Het had even wat voeten in de aarde en ook Mark Rutte moest er aan te pas komen. Maar staatssecretaris Van den Burg (asiel) heeft het Wetsvoorstel gemeentelijke taak mogelijk maken asielopvangvoorzieningen naar de Kamer verzonden. In de volksmond ook wel de ‘spreidings of dwangwet’ genoemd afhankelijk van aan wie je het vraagt.
Het wetsvoorstel beoogt volgens de memorie van toelichting een verandering te brengen in de huidige situatie waarin het Centraal Orgaan opvang asielzoekers (hierna: COA) afhankelijk is van de vrijwillige medewerking van gemeenten om opvang voor asielzoekers in Nederland mogelijk te maken. Op dit moment heeft het COA in één op de zes gemeenten een opvanglocatie. Dat betekent dat vijf van de zes gemeenten hun ‘verantwoordelijkheid niet nemen’.
Die afhankelijkheid werd door de VNG eerder omschreven (PDF) als een ‘samenspel’: “Het proces van vestiging van een opvanglocatie is altijd een samenspel tussen het College, de Raad, de ambtelijke organisatie en het COA. Het is ook een voortdurend communicatieproces met burgers, ondernemers en andere betrokken organisaties. In het verleden is weleens de indruk ontstaan dat het COA in het hele proces bepalend is. Sommige gemeenten hebben naar burgers juist de indruk gewekt dat zij alles zelf konden bepalen. Dat is niet zo.”

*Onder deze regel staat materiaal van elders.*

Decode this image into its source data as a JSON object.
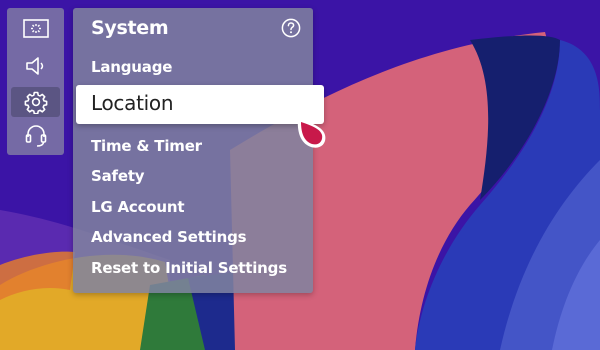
{
  "screen": {
    "title": "System",
    "help_icon": "question-circle-icon"
  },
  "rail": {
    "items": [
      {
        "icon": "picture-icon",
        "active": false
      },
      {
        "icon": "sound-icon",
        "active": false
      },
      {
        "icon": "gear-icon",
        "active": true
      },
      {
        "icon": "support-headset-icon",
        "active": false
      }
    ]
  },
  "menu": {
    "focused_label": "Location",
    "items": [
      {
        "label": "Language"
      },
      {
        "label": "Location"
      },
      {
        "label": "Time & Timer"
      },
      {
        "label": "Safety"
      },
      {
        "label": "LG Account"
      },
      {
        "label": "Advanced Settings"
      },
      {
        "label": "Reset to Initial Settings"
      }
    ]
  },
  "colors": {
    "background": "#3d16a8",
    "accent_pointer": "#c8194a",
    "panel": "#80829f"
  }
}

In de handreiking waar bovenstaande citaat uit komt, staan nog de afspraken uit het bestuursakkoord van 2015 vermeld. De inzet was toen om tot een mix te komen van grootschalige en kleinschalige opvanglocaties.
Doelen van de wet
Sinds 2020 is met de flexibele opvang van asielzoekers die inzet gewijzigd: het doel is om ‘Gemeenschappelijke vreemdelingenlocatie’ te openen, waar asielzoekers de procedure starten en in contact komen met ketenpartners. Daarbij horen kleinere ‘satellietlocaties’ waar ook uitgeprocedeerde asielzoekers verblijven. Asielzoekers met een kansrijke aanvraag kunnen hun integratie starten in de regionale opvanglocaties.
In de praktijk blijkt het lastig te zijn gemeenten te bewegen een van deze opvanglocaties te openen. Doordat de doorstroom is gestokt blijven statushouders langer in de opvanglocaties dan voorzien. De hoge instroom dwingt daardoor tot het openen van noodopvanglocaties. Dat is ook niet overal mogelijk.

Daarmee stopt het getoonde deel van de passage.